We write this blog post to bring attention to an article that was a big dose of perspective about all the recent Workers’ Memorial Day celebrations. The official day is April 28 for Workers’ Memorial Day, and many groups spend a lot of effort in organizing events, discussing safety, and holding memorials. Unfortunately, as the article points out, those efforts don’t always translate into safer workplaces and fewer fatalities.
What Karen C. Yotis and Robin E. Kobayashi did was talk to “a few thought leaders in the workplace safety arena” to get the reality of the situation by asking the question: “Has worker safety improved at all during the past year?” The experts they spoke with included “Tammy Miser, Founder/Executive Director of United Support & Memorial For Workplace Fatalities; Kim Bobo, Executive Director for Interfaith Worker Justice; Charles R. ‘Chuck’ Davoli, 2014 President of Workers’ Injury Law & Advocacy Group and a Louisiana Workers Advocate; and Rebecca Shafer, attorney, author, and a workers’ compensation/risk management maven who has spent her professional life advocating for safe workplaces.”
There is often a disconnect between thought and reflection and then taking action to change a situation. The blog post treads into the waters of holding people and businesses accountable and also taking action that leads to long-term change in the form of safer work environments.

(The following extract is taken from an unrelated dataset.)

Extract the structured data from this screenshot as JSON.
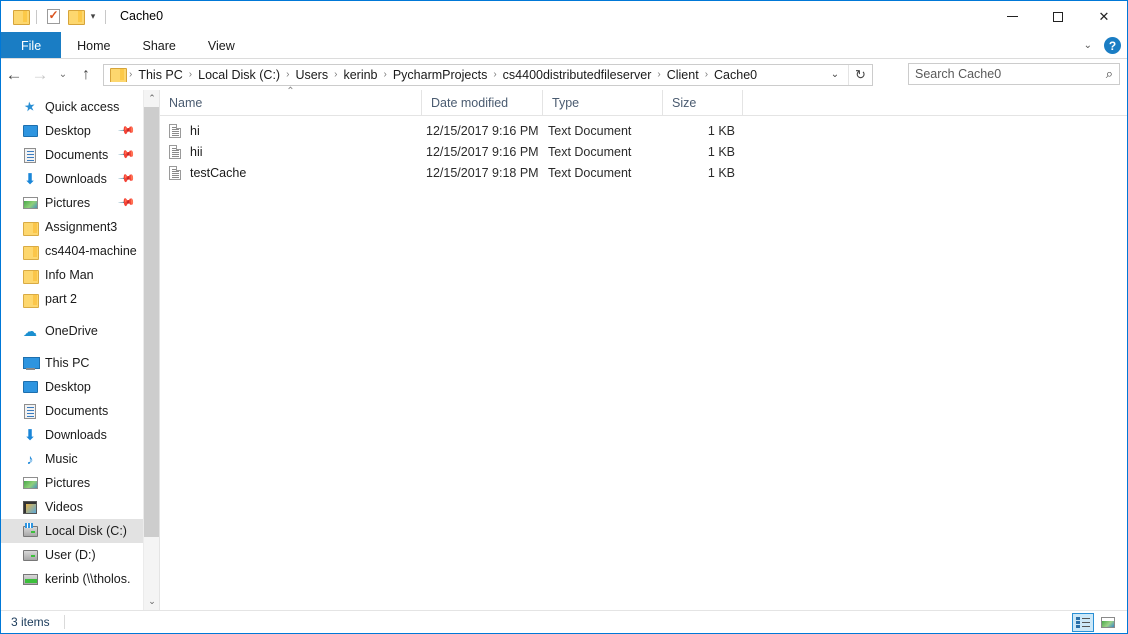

Attorneys Rod and Jon Rehm are members of WILG’s Board of Directors, which is currently led by Mr. Davoli, and the other attorneys at Rehm, Bennett & Moore are all members of WILG because of the group’s efforts towards both accountability for businesses and safety for workers.
While we urge you to read the entire blog post that’s linked to in the first paragraph, here are a couple of thought-provoking highlights.
First, it is striking that a “cost containment expert” like Ms. Shafer describes how businesses must focus on safety. Although it’s at the end of the linked article, Ms. Shafer’s commentary is excellent – the article says that she “speaks out so passionately on the employer’s obligation to keep an unrelenting focus on safety.” Here’s a partial quote that she gave to the article: “ … the bottom line is that each employer needs to make safety the #1 priority. … Until worker safety is TOP priority, a company will continue to have very little success in achieving a balanced workers’ compensation insurance program.” She writes about making safety a higher priority than profitability, but realistically, companies would be much more profitable if they were also much safer.
Finally, Mr. Davoli shared a list of “nine safety elements” for “the construction and building trades” that a Workplace Safety Task Force created in Louisiana with WILG’s help.
Here’s that excellent list:
“1. A designated safety budget as part of the normal operating budget.
2. A formal safety committee that meets on a regular schedule.
3. An employer that pays employees for the hours they spend attending voluntary off-duty safety training sessions.
4. A formal personal protective equipment training program.
5. Written and formal safety goals that are updated periodically.
6. Safety training for subcontractors.
7. Detailed safety reports to employees on a regular basis.
8. Regularly scheduled safety training programs for existing employees.
9. A disciplinary procedure for employees who commit unsafe acts.”
The reflection portion of Workers’ Memorial Day must turn to action. The reality is that until businesses buy into and change their work culture to be safe, there will always be a need to remember those who were killed at work.
Thanks to Ms. Yotis and Ms. Kobayashi for writing such an excellent piece.